Disgusting, and tied with a light-blue thread, was a light-blond lock of that bastard’s hair.
A
lmost thirteen thousand kronor per month. Just in living expenses. The papers lay in piles spread out on the kitchen table in front of her: mortgage, electric bills, insurance. She could handle the operating costs and the mortgage herself, but she would have to change her habits radically. A cheaper company car. Buy wholesale at discount stores. Write precise shopping lists and buy economy size.

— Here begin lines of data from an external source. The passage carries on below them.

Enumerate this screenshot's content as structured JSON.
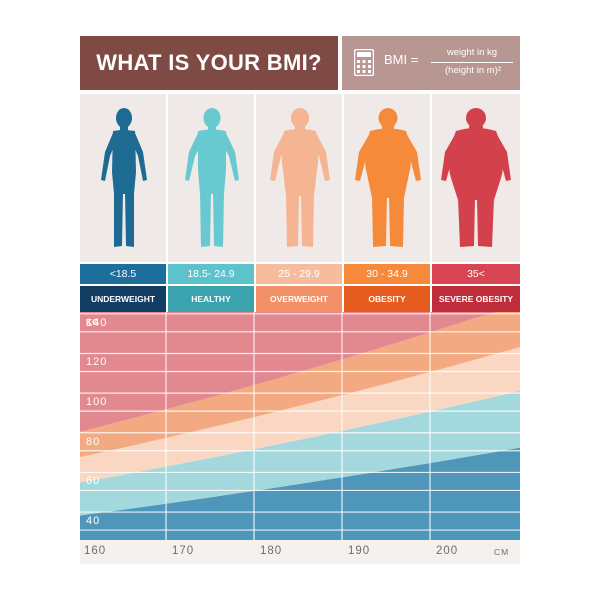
{
  "header": {
    "title": "WHAT IS YOUR BMI?",
    "formula_lhs": "BMI =",
    "formula_numerator": "weight in kg",
    "formula_denominator": "(height in m)²",
    "title_bg": "#7e4a43",
    "formula_bg": "#b89792"
  },
  "categories": [
    {
      "range": "<18.5",
      "name": "UNDERWEIGHT",
      "figure_color": "#1d6a93",
      "range_bg": "#1c6f9c",
      "name_bg": "#133e63"
    },
    {
      "range": "18.5- 24.9",
      "name": "HEALTHY",
      "figure_color": "#68c9d1",
      "range_bg": "#5cc3cc",
      "name_bg": "#3aa3ae"
    },
    {
      "range": "25 - 29.9",
      "name": "OVERWEIGHT",
      "figure_color": "#f5b592",
      "range_bg": "#f7bc9c",
      "name_bg": "#f39067"
    },
    {
      "range": "30 - 34.9",
      "name": "OBESITY",
      "figure_color": "#f58a3a",
      "range_bg": "#f6893a",
      "name_bg": "#e65b1e"
    },
    {
      "range": "35<",
      "name": "SEVERE OBESITY",
      "figure_color": "#d3414d",
      "range_bg": "#d84654",
      "name_bg": "#bf2c3a"
    }
  ],
  "chart_data": {
    "type": "area",
    "xlabel_unit": "CM",
    "ylabel_unit": "KG",
    "x_ticks": [
      160,
      170,
      180,
      190,
      200
    ],
    "y_ticks": [
      40,
      60,
      80,
      100,
      120,
      140
    ],
    "xlim": [
      160,
      210
    ],
    "ylim": [
      35,
      150
    ],
    "bmi_thresholds": [
      18.5,
      25,
      30,
      35
    ],
    "zones": [
      {
        "name": "UNDERWEIGHT",
        "color": "#4e97bb"
      },
      {
        "name": "HEALTHY",
        "color": "#a3d9dd"
      },
      {
        "name": "OVERWEIGHT",
        "color": "#f9d7c2"
      },
      {
        "name": "OBESITY",
        "color": "#f3aa82"
      },
      {
        "name": "SEVERE OBESITY",
        "color": "#e2888f"
      }
    ],
    "grid": true
  }
}
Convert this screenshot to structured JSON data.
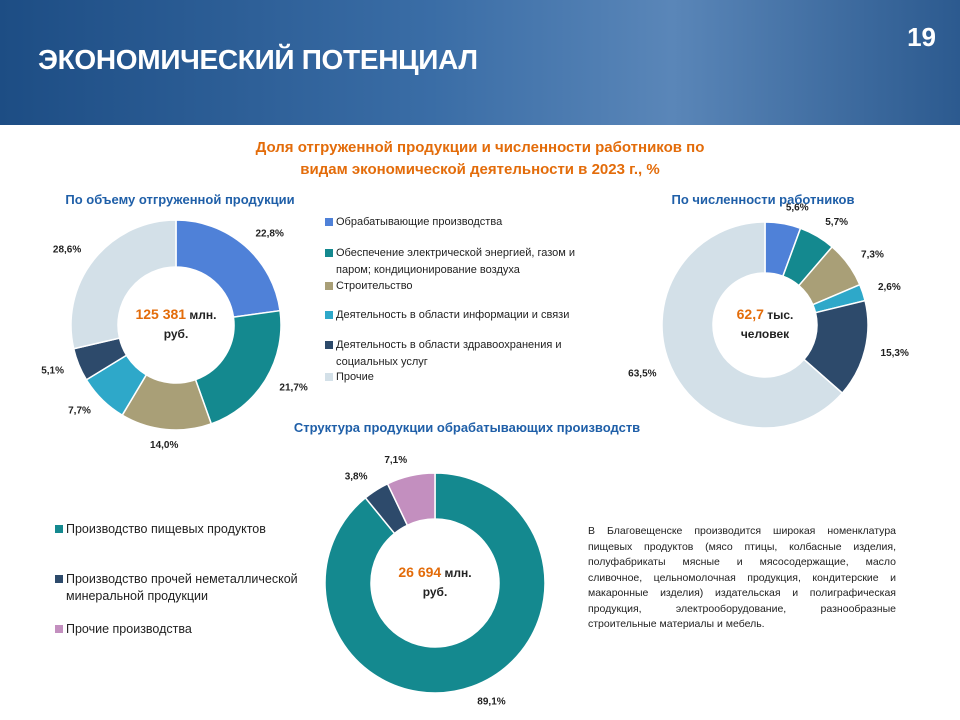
{
  "page_number": "19",
  "title": "ЭКОНОМИЧЕСКИЙ ПОТЕНЦИАЛ",
  "heading": "Доля отгруженной продукции и численности работников по видам экономической деятельности в 2023 г., %",
  "note": "В Благовещенске производится широкая номенклатура пищевых продуктов (мясо птицы, колбасные изделия, полуфабрикаты мясные и мясосодержащие, масло сливочное, цельномолочная продукция, кондитерские и макаронные изделия) издательская и полиграфическая продукция, электрооборудование, разнообразные строительные материалы и мебель.",
  "chart_data": [
    {
      "type": "donut",
      "title": "По объему отгруженной продукции",
      "categories": [
        "Обрабатывающие производства",
        "Обеспечение электрической энергией, газом и паром; кондиционирование воздуха",
        "Строительство",
        "Деятельность в области информации и связи",
        "Деятельность в области здравоохранения и социальных услуг",
        "Прочие"
      ],
      "values": [
        22.8,
        21.7,
        14.0,
        7.7,
        5.1,
        28.6
      ],
      "value_labels": [
        "22,8%",
        "21,7%",
        "14,0%",
        "7,7%",
        "5,1%",
        "28,6%"
      ],
      "colors": [
        "#4f81d8",
        "#14898f",
        "#a99f77",
        "#2ea8c9",
        "#2d4a6b",
        "#d3e0e8"
      ],
      "center_value": "125 381",
      "center_unit": "млн. руб."
    },
    {
      "type": "donut",
      "title": "По численности работников",
      "values": [
        5.6,
        5.7,
        7.3,
        2.6,
        15.3,
        63.5
      ],
      "value_labels": [
        "5,6%",
        "5,7%",
        "7,3%",
        "2,6%",
        "15,3%",
        "63,5%"
      ],
      "colors": [
        "#4f81d8",
        "#14898f",
        "#a99f77",
        "#2ea8c9",
        "#2d4a6b",
        "#d3e0e8"
      ],
      "center_value": "62,7",
      "center_unit": "тыс. человек"
    },
    {
      "type": "donut",
      "title": "Структура продукции обрабатывающих производств",
      "categories": [
        "Производство пищевых продуктов",
        "Производство прочей неметаллической минеральной продукции",
        "Прочие производства"
      ],
      "values": [
        89.1,
        3.8,
        7.1
      ],
      "value_labels": [
        "89,1%",
        "3,8%",
        "7,1%"
      ],
      "colors": [
        "#14898f",
        "#2d4a6b",
        "#c38fbf"
      ],
      "center_value": "26 694",
      "center_unit": "млн. руб."
    }
  ]
}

She looked at the folder the real estate agent had given them when they bought the house. A colour picture of a smiling house on the cover. A dark spot right above the chimney. Henrik had spilled his wine when they celebrated the occasion at the Café Opera’s sidewalk restaurant on the way home.
Eight years ago.
Her father had asked her to call a surveyor to ascertain the value of the house, and then she could figure out how much she would have to borrow. She would certainly see to it that all the papers were in order the day her husband finally dared to confess his betrayal. In an hour she would be able to withdraw the money and tell him to go to hell.
Suddenly she thought she heard the sound of a key in the door. He wasn’t supposed to come home until the following day, so she must be hearing things. It
occurred to her that this had happened often in the past few days, that she heard sounds she didn’t recognise. Last night when she was in the shower she could have sworn that she’d heard someone upstairs. The balcony door was open and for a moment she had been afraid. Pulled her robe tight around her and went upstairs, looking through all the rooms and the cupboards too, to make sure the house was empty. Axel was staying with her parents, so it wasn’t him. For the first time she had a chance to feel what it would be like in the future. Alone in the house. Fear of the dark would upset her. And the other evening she was so sure that someone was standing on the balcony looking at her through the dark windowpane. She had to conquer the fear that was trying to ensnare her, she had to be strong.